Özel Güvenlik, Çağrı Merkezi, Motor Kurye işçilerin
Ülkemizde son yıllarda en çok gelişen, insan faktörünü ortasına koyan emek yoğun sektörlerin başında geliyorlar. Kimisi için son çare, kimisi için geçici bir dönem çalışma yeri olarak görülüyorlar. Ciddi bir…

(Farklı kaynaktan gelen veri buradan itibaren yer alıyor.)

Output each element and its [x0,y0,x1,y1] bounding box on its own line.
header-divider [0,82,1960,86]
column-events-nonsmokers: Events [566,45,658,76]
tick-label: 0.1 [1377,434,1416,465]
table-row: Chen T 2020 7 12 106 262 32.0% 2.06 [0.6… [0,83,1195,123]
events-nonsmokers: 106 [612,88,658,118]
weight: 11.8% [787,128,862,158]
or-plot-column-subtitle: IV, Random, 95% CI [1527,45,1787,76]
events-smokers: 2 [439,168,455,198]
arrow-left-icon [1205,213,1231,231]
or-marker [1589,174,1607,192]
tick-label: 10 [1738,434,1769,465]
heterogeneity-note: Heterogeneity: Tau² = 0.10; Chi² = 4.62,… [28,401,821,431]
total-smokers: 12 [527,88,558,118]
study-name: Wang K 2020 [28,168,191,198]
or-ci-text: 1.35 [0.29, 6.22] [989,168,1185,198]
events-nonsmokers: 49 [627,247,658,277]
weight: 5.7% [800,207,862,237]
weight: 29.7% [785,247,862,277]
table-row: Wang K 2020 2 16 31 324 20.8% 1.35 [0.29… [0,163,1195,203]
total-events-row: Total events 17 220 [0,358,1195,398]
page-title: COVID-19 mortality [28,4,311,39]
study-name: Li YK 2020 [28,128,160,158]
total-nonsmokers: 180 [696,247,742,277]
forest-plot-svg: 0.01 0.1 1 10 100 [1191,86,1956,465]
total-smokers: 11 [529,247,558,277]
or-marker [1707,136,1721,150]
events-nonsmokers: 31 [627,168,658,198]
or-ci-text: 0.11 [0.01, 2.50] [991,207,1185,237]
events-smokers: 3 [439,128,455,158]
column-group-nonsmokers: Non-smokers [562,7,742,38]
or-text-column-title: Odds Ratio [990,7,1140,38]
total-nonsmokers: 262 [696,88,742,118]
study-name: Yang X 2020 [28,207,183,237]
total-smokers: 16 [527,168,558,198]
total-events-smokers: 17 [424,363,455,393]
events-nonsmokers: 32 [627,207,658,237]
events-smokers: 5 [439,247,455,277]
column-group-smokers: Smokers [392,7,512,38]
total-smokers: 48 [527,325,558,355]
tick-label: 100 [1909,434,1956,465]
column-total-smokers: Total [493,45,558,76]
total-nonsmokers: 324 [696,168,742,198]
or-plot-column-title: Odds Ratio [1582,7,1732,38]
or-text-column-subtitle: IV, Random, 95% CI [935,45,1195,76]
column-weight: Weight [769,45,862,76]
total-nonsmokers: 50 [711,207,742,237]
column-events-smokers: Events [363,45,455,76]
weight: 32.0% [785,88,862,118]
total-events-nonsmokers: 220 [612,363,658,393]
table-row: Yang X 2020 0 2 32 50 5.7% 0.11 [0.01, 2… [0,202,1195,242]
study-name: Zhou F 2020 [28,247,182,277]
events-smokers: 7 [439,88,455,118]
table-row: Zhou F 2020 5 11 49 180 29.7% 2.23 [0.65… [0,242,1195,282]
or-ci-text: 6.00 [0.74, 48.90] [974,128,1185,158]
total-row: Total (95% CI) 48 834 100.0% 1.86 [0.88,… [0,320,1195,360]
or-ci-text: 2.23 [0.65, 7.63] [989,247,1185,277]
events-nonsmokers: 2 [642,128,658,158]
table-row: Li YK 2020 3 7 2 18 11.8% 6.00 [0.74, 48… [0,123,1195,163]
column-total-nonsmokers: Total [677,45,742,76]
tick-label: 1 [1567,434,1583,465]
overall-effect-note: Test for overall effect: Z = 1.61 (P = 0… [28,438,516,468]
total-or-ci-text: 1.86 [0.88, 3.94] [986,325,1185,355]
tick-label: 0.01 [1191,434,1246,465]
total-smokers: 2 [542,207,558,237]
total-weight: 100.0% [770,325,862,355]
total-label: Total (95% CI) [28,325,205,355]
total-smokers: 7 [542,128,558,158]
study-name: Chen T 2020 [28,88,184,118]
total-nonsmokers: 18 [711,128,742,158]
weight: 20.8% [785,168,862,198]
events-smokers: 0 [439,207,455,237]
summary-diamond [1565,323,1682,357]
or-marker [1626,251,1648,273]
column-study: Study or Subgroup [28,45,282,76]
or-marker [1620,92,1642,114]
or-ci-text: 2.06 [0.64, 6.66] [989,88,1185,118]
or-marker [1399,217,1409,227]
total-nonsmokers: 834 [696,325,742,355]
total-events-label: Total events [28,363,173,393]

90’lı yılların son dönemlerinde özel güvenlik sektörünün ne anlama geldiğini Güney Afrika Cumhuriyeti’nde gördüm. İşsizlik, göçmen sorunları, suç oranlarının yüksekliği gibi sebepler özel güvenlik sektörünü çok ciddi şekilde geliştirmiş ve dev bir sektör haline getirmişti ülkede. Zannediyorum bugün bu sektörün ülkemizdeki ekonomik rakamları halen daha Güney Afrika’nın sahip olduğu rakamların yarısı bile değildir. Yaklaşık 1,5 Milyon vatandaşımızın özel güvenlik yeterlilik belgesine sahip olduğu söyleniyor. Uzun çalışma saatleri, zorlu koşullar ve asgari ücret koşulları sektörün en büyük sıkıntısı. Bu sıkıntıların psikolojik getirileri de özel güvenlikçilerle vatandaşları sıklıkça karşı karşıya getiriyor.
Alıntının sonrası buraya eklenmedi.